А Валетдин знай свое ведет:
— Все женщины на майдане томятся, ждут: «Вот бы меня на танец вызвал… Вот бы меня пригласил». А ты уже давно приметил, давно знаешь, кого на танец вызовешь. И, дробно простучав через весь майдан, останавливаешься прямо перед ней, перед самой…
— Сноха! — крепеньким голосом позвал Талип. Она вбежала тут же.
— Что, свекрушка? — спросила, печалясь.
— Гости пришли, сноха, самые нужные гости, самые дорогие. Есть, наверное, у тебя бражка, черпни-ка ее побольше.

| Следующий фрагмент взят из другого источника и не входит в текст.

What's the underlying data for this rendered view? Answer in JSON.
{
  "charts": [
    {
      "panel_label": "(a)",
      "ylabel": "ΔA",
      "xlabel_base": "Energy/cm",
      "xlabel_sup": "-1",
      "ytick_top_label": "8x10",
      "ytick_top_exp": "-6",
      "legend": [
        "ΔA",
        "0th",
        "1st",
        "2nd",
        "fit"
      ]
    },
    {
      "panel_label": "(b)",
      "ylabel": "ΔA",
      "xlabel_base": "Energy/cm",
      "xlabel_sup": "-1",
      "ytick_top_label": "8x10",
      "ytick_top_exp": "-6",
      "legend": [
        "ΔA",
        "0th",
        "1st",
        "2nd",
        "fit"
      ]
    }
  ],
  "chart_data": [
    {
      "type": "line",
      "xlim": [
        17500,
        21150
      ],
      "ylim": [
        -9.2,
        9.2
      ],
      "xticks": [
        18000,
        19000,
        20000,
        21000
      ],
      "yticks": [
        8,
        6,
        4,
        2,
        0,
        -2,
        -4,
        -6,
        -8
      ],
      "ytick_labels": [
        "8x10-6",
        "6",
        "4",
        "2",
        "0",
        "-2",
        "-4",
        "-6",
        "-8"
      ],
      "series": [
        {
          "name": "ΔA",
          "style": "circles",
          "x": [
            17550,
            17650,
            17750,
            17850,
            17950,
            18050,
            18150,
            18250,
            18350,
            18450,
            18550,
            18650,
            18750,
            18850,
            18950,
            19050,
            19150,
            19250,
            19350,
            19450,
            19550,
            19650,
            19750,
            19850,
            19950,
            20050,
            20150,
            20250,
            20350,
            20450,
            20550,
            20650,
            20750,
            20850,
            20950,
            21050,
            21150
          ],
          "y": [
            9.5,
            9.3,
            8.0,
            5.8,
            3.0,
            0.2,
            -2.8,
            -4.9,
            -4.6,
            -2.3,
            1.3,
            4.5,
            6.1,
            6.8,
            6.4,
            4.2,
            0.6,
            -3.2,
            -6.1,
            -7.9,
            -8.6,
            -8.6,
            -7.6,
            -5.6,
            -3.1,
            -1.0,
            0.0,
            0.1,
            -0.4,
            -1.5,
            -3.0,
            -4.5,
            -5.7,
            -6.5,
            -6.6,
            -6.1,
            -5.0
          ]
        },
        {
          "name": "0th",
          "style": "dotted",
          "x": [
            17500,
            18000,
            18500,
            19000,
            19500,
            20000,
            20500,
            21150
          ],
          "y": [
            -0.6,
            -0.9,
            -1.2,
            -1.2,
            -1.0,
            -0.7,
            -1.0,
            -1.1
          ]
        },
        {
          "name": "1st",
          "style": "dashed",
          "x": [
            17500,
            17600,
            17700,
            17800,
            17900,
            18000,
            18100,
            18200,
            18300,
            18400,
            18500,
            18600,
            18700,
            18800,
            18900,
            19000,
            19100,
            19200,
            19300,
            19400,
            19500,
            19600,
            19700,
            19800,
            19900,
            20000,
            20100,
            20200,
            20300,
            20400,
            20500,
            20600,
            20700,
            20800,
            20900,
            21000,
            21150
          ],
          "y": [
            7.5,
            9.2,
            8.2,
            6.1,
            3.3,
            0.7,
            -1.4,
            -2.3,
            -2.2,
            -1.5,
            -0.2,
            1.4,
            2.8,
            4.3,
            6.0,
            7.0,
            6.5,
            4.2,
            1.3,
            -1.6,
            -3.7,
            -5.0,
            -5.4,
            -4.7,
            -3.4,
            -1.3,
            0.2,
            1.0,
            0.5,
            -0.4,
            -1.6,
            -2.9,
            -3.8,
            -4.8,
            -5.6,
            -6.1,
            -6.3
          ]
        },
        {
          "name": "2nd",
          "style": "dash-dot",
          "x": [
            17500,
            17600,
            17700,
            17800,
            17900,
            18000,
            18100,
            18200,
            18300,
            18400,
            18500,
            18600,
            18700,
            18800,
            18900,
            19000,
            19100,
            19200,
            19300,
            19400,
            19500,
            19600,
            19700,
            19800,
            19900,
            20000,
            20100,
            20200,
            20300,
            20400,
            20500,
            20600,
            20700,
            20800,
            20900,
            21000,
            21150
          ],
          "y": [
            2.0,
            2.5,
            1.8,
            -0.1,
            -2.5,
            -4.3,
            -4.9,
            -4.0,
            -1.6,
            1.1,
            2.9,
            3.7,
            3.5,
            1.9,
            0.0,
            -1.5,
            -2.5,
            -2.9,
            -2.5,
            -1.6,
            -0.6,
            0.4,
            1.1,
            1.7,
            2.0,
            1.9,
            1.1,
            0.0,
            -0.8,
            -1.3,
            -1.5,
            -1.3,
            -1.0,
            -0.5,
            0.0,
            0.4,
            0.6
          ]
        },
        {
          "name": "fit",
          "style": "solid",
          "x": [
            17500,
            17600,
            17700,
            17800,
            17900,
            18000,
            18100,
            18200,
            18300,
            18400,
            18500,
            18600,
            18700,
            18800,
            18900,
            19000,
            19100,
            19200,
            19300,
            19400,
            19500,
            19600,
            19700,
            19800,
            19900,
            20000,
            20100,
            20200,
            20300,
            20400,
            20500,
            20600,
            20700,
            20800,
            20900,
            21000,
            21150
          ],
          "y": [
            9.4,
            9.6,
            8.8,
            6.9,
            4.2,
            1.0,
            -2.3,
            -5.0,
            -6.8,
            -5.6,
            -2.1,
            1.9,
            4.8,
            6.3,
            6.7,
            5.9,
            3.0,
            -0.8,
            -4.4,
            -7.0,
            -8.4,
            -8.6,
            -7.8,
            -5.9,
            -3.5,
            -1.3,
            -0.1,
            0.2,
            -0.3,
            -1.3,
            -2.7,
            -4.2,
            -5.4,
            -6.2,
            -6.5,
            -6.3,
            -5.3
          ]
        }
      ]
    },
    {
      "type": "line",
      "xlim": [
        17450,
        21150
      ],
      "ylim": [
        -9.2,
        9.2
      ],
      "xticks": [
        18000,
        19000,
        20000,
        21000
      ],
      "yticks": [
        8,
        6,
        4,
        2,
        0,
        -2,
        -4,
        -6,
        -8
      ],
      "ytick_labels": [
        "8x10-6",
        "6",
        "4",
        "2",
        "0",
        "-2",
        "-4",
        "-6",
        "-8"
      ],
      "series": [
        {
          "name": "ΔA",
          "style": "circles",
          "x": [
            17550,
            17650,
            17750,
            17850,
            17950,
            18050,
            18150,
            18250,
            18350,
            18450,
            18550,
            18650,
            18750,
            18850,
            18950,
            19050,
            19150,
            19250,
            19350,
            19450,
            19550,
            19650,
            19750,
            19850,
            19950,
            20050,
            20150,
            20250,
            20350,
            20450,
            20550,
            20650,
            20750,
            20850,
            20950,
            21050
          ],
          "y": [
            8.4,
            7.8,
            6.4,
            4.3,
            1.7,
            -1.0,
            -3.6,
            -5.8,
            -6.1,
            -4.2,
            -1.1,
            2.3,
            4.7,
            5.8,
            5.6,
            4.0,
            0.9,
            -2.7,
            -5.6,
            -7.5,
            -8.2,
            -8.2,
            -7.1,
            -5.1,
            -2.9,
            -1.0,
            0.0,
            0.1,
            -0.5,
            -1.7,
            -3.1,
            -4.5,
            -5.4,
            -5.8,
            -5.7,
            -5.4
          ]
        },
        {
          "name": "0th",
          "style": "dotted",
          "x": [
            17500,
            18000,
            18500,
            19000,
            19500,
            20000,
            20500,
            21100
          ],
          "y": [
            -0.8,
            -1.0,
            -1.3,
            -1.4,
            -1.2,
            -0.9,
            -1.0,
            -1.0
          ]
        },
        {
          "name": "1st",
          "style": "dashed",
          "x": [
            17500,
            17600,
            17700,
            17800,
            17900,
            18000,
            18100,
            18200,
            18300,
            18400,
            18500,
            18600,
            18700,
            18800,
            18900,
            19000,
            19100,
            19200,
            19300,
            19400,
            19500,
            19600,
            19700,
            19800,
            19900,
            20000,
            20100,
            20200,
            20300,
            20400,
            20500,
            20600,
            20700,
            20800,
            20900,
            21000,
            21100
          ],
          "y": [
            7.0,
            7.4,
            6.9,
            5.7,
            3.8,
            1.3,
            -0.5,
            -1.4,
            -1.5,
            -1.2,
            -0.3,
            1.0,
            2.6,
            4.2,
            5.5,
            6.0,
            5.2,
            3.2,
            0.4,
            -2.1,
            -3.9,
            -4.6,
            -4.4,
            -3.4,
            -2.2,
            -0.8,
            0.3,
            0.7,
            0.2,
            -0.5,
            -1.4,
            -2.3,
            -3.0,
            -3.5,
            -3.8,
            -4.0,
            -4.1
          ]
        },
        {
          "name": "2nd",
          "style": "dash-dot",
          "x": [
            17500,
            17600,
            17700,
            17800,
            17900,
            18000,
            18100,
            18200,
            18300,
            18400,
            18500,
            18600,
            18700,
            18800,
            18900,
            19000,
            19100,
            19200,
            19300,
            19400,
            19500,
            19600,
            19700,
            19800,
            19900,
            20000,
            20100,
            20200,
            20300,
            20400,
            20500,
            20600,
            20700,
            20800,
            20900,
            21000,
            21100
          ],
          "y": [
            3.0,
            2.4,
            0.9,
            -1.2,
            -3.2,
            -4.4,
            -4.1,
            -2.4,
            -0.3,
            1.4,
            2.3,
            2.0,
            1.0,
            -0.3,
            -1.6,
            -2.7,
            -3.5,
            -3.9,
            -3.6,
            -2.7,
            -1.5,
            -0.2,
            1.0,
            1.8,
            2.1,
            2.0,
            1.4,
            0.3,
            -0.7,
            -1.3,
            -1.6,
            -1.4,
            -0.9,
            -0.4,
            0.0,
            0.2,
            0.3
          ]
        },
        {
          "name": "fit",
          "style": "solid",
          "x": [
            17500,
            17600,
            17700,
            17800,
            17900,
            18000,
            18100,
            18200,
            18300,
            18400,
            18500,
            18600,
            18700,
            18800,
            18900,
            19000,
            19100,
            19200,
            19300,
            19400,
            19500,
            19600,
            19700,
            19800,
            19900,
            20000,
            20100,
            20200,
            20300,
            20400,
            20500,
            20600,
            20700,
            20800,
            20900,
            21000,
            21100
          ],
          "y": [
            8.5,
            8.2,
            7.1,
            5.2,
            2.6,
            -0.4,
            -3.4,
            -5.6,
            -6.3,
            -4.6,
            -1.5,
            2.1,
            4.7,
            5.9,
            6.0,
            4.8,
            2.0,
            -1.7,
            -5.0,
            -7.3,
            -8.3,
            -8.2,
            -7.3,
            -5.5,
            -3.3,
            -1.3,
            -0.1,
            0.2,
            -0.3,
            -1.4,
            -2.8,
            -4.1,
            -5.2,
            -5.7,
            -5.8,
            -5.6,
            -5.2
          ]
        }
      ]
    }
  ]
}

Сноха у Талипа, видать, ловкая да хваткая. И глазом моргнуть не успели, на столе большая зеленая кастрюля встала. Утопший в браге ковш у кастрюли край прикусил, словно конь удила. Узорчатые чашки кругом выстроились. Валетдин во все четыре налил ковшом браги.
— Ну, за сабантуй, коли так, — сказал наш кравчий. Одну чашку протянул хозяину.
Тот потянулся было, но передумал:
— Пищи, которой не отведаешь, касаться грех, — сказал он. — Давайте начинайте.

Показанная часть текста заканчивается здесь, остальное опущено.